Let me know if more info is needed, etc. Thanks!

ivanbaldo commented 7 months ago

Run with RUST_BACKTRACE=1 we get:

   0: candle_core::error::Error::bt
   1: candle_core::cuda_backend::<impl core::convert::From<candle_core::cuda_backend::CudaError> for candle_core::error::Error>::from
   2: <candle_core::cuda_backend::CudaStorage as candle_core::backend::BackendStorage>::matmul
   3: candle_core::storage::Storage::matmul
   4: candle_core::tensor::Tensor::matmul
   5: <candle_nn::linear::Linear as candle_core::Module>::forward
   6: <candle_transformers::models::with_tracing::Linear as candle_core::Module>::forward
   7: mistralrs_core::models::llama::Llama::forward
   8: <mistralrs_core::pipeline::llama::LlamaPipeline as mistralrs_core::pipeline::Pipeline>::forward
   9: mistralrs_core::engine::Engine::run
  10: std::sys_common::backtrace::__rust_begin_short_backtrace
  11: core::ops::function::FnOnce::call_once{{vtable.shim}}
  12: std::sys::pal::unix::thread::Thread::new::thread_start
  13: <unknown>
  14: <unknown>
`. Please raise an issue.
stack backtrace:
   0: rust_begin_unwind
   1: core::panicking::panic_fmt
   2: <mistralrs_core::pipeline::llama::LlamaPipeline as mistralrs_core::pipeline::Pipeline>::forward
   3: mistralrs_core::engine::Engine::run
note: Some details are omitted, run with `RUST_BACKTRACE=full` for a verbose backtrace.
thread 'tokio-runtime-worker' panicked at mistralrs-server/src/main.rs:548:30:
called `Result::unwrap()` on an `Err` value: RecvError
stack backtrace:
   0: rust_begin_unwind
   1: core::panicking::panic_fmt
   2: core::result::unwrap_failed
   3: <F as axum::handler::Handler<(M,T1,T2),S>>::call::{{closure}}
   4: <futures_util::future::future::map::Map<Fut,F> as core::future::future::Future>::poll
   5: <futures_util::future::future::map::Map<Fut,F> as core::future::future::Future>::poll
   6: <tower::util::map_response::MapResponseFuture<F,N> as core::future::future::Future>::poll
   7: <tower::util::oneshot::Oneshot<S,Req> as core::future::future::Future>::poll
   8: hyper::proto::h1::dispatch::Dispatcher<D,Bs,I,T>::poll_catch
   9: <hyper::server::conn::http1::UpgradeableConnection<I,S> as core::future::future::Future>::poll
  10: <axum::serve::Serve<M,S> as core::future::into_future::IntoFuture>::into_future::{{closure}}::{{closure}}
  11: tokio::runtime::task::core::Core<T,S>::poll
  12: tokio::runtime::task::raw::poll
  13: tokio::runtime::scheduler::multi_thread::worker::Context::run_task
  14: tokio::runtime::scheduler::multi_thread::worker::Context::run
  15: tokio::runtime::context::runtime::enter_runtime
  16: tokio::runtime::scheduler::multi_thread::worker::run
  17: tokio::runtime::task::core::Core<T,S>::poll
  18: tokio::runtime::task::harness::Harness<T,S>::poll
  19: tokio::runtime::blocking::pool::Inner::run
note: Some details are omitted, run with `RUST_BACKTRACE=full` for a verbose backtrace.
ivanbaldo commented 7 months ago

Server launched with: mistralrs-server --port 8080 llama -m meta-llama/Llama-2-7b-chat-hf The test is with https://github.com/hamelsmu/llama-inference/blob/master/anyscale/client.py and OPENAI_API_BASE=http://localhost:8080/v1 OPENAI_API_KEY=none.

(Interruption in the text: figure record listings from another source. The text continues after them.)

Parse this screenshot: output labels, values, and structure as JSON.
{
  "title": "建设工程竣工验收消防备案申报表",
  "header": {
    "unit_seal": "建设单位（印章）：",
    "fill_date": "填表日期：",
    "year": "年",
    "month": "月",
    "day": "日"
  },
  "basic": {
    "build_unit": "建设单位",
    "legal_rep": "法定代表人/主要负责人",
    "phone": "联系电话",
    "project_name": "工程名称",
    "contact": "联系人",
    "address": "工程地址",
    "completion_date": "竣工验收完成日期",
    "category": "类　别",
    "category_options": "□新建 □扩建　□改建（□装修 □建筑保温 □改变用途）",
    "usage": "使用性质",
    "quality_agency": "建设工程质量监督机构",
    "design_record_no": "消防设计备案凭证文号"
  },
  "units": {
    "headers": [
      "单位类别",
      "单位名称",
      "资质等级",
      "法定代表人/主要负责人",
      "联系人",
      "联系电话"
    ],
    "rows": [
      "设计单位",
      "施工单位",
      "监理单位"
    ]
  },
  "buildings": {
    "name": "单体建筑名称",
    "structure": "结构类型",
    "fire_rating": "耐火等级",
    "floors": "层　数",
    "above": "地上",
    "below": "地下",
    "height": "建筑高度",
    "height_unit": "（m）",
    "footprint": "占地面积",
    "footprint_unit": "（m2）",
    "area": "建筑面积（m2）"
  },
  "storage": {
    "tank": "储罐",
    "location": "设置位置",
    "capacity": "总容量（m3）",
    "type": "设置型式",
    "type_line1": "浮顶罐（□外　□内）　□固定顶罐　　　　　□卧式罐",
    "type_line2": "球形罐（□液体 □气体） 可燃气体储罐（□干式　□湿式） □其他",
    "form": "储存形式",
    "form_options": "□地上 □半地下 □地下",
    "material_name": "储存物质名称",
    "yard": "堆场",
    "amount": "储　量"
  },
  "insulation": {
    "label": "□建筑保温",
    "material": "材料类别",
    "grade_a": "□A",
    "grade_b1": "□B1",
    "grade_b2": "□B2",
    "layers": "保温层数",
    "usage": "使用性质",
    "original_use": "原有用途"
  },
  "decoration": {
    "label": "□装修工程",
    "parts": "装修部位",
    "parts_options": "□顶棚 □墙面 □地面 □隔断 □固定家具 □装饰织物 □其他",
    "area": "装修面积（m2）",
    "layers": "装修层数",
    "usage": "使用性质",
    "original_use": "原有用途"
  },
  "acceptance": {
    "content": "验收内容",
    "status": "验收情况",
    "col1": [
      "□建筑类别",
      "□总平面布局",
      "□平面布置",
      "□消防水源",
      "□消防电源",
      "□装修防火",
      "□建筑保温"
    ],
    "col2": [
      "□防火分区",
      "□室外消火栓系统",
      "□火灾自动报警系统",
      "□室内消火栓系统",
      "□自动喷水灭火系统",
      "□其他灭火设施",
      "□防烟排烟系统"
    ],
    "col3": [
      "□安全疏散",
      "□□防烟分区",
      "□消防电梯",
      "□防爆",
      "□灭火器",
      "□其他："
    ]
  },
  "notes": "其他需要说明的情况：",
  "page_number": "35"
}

EricLBuehler commented 7 months ago

@ivanbaldo , this should be fixed in #38. Could you please try it on that branch?

ivanbaldo commented 6 months ago

Thanks! Now it failed because of not enough CUDA memory (with A10 which has 24G so it's strange, but will open another issue for that), but this specific issue seems solved now.